German woman in neo-Nazi group convicted in 10 race-based killings
Beate Zschaepe, accomplices of self-styled NSU operated under the radar for years
A German court on Wednesday found the main defendant in a high-profile neo-Nazi trial guilty over the killing of 10 people, most of them migrants gunned down between 2000 and 2007 in a case that shocked Germany and prompted accusations of institutional racism in the country's security agencies.
Judges sentenced Beate Zschaepe to life in prison for murder, membership of a terrorist organization, bomb attacks that injured dozens and several lesser crimes, including a string of robberies. Four men were found guilty of supporting the group in various ways and sentenced to prison terms of between 2½ and 10 years.
Judge Manfred Goetzl told a packed Munich courtroom that Zschaepe's guilt weighed particularly heavily, meaning she is likely to serve at least a 15-year sentence. Her lawyers plan to appeal the verdict.
The 43-year-old showed no emotion as Goetzl read out her sentence. A number of far-right activists clapped when one of the co-accused, Andre Eminger, received a lower sentence than expected.
Zschaepe was arrested in 2011, shortly after her two accomplices were found dead in an apparent murder-suicide. Together with the men, Uwe Mundlos and Uwe Boehnhardt, she had formed the National Socialist Underground, a group that pursued an ideology of white racial supremacy by targeting migrants, mostly of Turkish origin.
The victims had no connection to each other than origin and it's still unclear how they were selected by the group.

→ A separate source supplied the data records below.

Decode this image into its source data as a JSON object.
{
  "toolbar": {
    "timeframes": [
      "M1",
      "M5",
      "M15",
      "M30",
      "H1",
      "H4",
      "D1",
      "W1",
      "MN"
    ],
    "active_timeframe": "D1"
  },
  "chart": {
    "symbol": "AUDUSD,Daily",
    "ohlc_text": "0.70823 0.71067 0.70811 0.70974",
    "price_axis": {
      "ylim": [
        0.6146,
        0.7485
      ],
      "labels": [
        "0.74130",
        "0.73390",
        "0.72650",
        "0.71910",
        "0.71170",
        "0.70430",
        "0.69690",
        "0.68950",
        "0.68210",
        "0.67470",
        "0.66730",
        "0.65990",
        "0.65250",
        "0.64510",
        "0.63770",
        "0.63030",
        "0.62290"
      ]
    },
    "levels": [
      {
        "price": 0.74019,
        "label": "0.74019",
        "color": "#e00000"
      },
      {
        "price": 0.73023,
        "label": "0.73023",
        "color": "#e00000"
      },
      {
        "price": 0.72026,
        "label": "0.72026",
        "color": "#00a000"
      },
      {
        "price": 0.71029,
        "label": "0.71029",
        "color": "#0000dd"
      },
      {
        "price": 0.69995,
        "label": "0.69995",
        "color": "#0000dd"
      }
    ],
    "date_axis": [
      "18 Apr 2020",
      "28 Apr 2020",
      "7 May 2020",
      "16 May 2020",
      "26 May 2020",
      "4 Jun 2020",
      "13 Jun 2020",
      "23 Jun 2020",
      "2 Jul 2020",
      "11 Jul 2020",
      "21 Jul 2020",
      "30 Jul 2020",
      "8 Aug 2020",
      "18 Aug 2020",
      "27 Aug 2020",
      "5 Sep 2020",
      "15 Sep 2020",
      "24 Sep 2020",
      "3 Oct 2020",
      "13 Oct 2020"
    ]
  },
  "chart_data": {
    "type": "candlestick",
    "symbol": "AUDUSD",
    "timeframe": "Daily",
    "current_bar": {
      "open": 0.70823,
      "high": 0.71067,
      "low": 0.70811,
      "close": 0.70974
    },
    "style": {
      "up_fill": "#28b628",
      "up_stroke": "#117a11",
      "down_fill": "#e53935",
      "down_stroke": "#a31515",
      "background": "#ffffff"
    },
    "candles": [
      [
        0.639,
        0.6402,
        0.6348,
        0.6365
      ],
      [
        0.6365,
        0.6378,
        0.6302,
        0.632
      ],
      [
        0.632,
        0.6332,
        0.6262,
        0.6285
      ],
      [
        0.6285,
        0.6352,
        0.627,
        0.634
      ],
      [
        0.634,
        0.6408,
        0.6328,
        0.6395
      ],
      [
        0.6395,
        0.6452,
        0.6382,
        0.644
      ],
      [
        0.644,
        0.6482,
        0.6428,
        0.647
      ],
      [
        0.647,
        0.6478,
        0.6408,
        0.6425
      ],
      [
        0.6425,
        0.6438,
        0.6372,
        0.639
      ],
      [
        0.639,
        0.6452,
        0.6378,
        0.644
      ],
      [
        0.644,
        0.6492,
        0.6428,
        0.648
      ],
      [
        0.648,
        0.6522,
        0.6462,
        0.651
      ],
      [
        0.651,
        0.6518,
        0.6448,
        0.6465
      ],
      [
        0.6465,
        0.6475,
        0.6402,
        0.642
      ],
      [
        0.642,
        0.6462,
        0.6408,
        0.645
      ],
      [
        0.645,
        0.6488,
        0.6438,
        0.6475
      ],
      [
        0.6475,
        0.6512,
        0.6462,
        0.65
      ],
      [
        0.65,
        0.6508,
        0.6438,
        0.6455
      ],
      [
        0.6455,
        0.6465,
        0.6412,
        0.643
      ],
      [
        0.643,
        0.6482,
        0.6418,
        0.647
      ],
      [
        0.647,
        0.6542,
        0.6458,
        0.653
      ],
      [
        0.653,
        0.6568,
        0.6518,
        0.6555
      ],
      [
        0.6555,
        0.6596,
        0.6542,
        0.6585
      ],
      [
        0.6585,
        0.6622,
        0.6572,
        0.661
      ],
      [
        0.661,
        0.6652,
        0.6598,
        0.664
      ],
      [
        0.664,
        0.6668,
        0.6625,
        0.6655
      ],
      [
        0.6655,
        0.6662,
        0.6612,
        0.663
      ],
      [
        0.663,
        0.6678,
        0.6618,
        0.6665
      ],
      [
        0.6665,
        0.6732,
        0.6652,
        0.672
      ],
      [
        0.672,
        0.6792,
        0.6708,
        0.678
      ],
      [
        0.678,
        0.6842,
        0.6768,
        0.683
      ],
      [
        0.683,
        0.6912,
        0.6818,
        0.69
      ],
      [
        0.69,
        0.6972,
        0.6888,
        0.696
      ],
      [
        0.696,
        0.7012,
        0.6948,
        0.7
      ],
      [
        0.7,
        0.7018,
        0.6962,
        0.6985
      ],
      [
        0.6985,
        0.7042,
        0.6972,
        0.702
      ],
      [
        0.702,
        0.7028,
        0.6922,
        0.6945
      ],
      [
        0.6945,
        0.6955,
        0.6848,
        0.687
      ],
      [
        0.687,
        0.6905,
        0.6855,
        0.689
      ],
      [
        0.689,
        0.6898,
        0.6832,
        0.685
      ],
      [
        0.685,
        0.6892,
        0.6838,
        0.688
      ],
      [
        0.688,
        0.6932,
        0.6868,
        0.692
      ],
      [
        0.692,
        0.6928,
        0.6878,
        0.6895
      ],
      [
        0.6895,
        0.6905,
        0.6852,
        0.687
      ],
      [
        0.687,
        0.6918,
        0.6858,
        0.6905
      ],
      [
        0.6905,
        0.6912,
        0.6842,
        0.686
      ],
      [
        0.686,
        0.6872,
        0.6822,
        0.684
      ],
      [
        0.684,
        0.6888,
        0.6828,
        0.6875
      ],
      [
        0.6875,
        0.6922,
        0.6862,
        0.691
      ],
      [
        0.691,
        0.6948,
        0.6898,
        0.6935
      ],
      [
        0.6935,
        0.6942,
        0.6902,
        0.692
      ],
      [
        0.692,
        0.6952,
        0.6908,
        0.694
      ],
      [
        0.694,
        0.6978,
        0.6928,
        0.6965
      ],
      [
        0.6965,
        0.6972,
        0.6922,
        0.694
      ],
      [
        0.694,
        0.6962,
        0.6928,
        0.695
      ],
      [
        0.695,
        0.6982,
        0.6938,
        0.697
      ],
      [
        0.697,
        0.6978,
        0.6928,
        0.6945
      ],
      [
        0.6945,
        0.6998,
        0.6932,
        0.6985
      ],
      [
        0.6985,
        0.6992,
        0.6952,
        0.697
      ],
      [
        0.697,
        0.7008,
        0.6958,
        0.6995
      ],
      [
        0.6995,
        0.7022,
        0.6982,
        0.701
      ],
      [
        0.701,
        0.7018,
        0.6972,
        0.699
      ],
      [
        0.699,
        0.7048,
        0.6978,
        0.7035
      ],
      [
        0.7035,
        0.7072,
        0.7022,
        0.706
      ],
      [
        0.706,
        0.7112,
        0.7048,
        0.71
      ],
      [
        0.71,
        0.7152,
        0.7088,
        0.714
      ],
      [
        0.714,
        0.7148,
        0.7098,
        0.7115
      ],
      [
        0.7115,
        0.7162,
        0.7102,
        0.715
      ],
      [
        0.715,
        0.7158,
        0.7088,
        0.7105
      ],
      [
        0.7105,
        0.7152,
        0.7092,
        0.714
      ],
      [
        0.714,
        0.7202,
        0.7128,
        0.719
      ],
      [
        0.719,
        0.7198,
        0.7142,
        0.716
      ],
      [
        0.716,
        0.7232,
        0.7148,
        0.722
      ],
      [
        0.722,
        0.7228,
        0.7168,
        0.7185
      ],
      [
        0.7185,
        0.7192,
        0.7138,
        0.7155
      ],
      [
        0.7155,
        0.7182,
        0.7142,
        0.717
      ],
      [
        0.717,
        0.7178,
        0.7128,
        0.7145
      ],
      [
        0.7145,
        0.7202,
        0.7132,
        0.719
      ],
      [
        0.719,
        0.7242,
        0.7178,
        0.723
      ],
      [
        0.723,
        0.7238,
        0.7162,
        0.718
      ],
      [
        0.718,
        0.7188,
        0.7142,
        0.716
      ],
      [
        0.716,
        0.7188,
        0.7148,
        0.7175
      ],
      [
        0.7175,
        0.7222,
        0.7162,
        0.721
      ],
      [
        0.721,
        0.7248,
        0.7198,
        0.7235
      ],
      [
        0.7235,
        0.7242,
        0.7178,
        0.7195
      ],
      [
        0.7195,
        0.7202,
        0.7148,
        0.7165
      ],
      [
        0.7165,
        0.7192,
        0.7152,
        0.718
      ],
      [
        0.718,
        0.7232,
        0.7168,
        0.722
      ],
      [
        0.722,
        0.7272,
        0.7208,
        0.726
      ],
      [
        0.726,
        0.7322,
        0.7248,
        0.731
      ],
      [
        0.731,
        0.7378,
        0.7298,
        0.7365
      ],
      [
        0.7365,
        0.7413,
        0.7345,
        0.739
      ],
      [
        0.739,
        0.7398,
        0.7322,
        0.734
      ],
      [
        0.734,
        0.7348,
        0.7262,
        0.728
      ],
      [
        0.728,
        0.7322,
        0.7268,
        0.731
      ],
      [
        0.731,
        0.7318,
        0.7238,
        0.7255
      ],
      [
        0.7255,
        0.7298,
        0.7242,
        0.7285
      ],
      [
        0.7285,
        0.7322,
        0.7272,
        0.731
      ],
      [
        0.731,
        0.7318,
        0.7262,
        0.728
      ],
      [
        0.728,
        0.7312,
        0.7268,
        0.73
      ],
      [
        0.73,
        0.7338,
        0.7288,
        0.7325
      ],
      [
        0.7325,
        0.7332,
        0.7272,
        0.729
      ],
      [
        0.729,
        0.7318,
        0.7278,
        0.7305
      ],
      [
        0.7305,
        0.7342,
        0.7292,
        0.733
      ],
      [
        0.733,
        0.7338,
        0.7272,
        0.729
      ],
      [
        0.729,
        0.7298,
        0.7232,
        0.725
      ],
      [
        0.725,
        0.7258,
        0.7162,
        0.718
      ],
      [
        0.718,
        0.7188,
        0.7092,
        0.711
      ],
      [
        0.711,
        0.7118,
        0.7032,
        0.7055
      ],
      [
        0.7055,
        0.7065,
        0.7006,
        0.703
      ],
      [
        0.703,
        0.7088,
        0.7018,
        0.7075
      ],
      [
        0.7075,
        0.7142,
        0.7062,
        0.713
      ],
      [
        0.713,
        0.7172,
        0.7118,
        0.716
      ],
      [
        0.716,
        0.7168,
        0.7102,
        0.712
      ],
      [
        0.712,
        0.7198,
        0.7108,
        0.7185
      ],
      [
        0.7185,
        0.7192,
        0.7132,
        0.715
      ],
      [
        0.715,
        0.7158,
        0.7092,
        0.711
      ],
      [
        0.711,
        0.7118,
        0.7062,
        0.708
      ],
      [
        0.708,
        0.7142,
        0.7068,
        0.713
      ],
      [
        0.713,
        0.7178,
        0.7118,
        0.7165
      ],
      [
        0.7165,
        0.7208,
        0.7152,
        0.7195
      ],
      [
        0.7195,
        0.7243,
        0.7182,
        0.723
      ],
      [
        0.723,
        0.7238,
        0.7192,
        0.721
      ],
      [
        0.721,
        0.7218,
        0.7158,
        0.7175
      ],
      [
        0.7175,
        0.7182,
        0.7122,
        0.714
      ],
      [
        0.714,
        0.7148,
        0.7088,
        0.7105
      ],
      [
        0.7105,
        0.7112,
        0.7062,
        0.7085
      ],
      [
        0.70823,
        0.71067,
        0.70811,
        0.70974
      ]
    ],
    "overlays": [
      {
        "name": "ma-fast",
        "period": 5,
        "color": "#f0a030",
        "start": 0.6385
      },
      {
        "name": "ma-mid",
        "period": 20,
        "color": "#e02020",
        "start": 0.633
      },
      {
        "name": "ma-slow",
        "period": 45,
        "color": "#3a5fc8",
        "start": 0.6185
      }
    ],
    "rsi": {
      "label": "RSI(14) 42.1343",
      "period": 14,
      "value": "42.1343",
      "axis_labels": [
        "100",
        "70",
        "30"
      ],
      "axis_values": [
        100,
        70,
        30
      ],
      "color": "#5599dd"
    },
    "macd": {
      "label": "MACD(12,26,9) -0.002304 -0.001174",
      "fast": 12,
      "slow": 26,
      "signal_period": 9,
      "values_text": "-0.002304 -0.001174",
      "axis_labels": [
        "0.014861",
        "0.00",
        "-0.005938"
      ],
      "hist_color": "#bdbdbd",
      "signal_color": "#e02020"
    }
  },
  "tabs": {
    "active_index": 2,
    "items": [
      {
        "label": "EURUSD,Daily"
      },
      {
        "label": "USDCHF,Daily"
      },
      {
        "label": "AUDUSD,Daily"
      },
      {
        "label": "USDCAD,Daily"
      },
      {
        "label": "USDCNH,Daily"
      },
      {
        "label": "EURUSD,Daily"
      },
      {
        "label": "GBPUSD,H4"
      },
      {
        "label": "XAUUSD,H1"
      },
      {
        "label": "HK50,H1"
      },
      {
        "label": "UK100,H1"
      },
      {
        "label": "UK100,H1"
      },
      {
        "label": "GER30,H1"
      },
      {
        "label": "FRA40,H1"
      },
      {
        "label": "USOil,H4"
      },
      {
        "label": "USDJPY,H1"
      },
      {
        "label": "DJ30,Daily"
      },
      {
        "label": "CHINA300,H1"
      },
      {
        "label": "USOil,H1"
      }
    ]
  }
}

Five of the 10 murders took place in Bavaria, the most violent attacks of their kind in Germany since the far-left Red Army Faction's two-decade killing spree that ended in 1991 and left at least 34 dead.
Goetzl said the trio agreed in late 1998 to kill people "for anti-Semitic or other racist motivations" in order to intimidate ethnic minorities and portray the state as impotent.
They planned to wait until they had committed a series of killings before revealing their responsibility, in order to increase the public impact of their crimes.
Goetzl's said Zschaepe's contribution was "essential for carrying out the robberies and attacks," which couldn't have happened without her.
Known by its acronym NSU, the group evaded arrest for almost 14 years, thanks to a network of supporters and repeated mistakes by German security agencies.
Anti-migrant sentiment that underpinned the group's ideology was particularly strong in eastern Germany during the early 1990s, when Mundlos, Boehnhardt and Zschaepe were in their late teens and early 20s. The period saw a string of attacks against migrants and the rise of far-right parties.
Anti-racism campaigners have drawn parallels between that period and the violence directed toward asylum seekers in Germany in recent years, which has seen the emergence of the far-right Alternative for Germany party.
The case against Zschaepe hinged heavily on the question of whether judges would hold her equally as culpable for the killings as her two dead accomplices, even though there was no evidence she had been physically present during the attacks.
Her lawyers sought to portray Zschaepe as a naive woman who played no active role in the killings, bomb attacks and bank robberies committed by Mundlos and Boehnhardt. Zschaepe rarely spoke during the five-year trial, refusing to answer questions from lawyers representing the victims' families. Toward the end, she expressed regret for the families' loss and described herself as "morally guilty" but urged the court not to convict her "for something that I neither wanted nor did."
The NSU case has already become a firm part of German popular culture, serving as the basis for books, a Golden Globe-winning film and a Netflix series.
Still, Barbara John, the government's ombudswoman for the victims' families, said many in Germany don't want to know the details of the case.
"That's true, too, for immigrants who want to protect themselves psychologically from the knowledge that they live in a country which couldn't protect them," she told The Associated Press.
Police slow to connect the cases
Speaking ahead of the verdict, John said the trial could help send a signal not just to far-right extremists, but also to the country's security agencies, which for years failed to consider a possible far-right motive in the 10 killings and two bomb attacks that took place across the country. Instead, police focused on whether the victims had ties to organized crime — a line of investigation for which there was never any evidence.
German Interior Minister Horst Seehofer welcomed the verdict and said "the crimes should be a lesson and a task for us to fight far right extremism in Germany with all means needed, preventively and repressively, in the future as well."
Families of the victims said Tuesday that the suspicion directed toward their loved ones shook their faith in the German justice system.
"The investigation went in the wrong direction, not due to the failure of individuals, but due to institutional racism," said Alexander Hoffmann, a lawyer representing victims of a 2004 bomb attack in Cologne.
He urged federal prosecutors to continue investigating the NSU's wider network of supporters, believed to be much broader than the four men on trial with Zschaepe.
John said there are encouraging signs that police and intelligence agencies are beginning to listen to minorities and make an effort to recruit them, ending the long-maintained illusion that Germany isn't a country of immigrants.
"One big question remains: Do we in Germany really want to know why and how the NSU murders occurred?" she said. "If that were the case, the work of politicians and civil society needs to continue."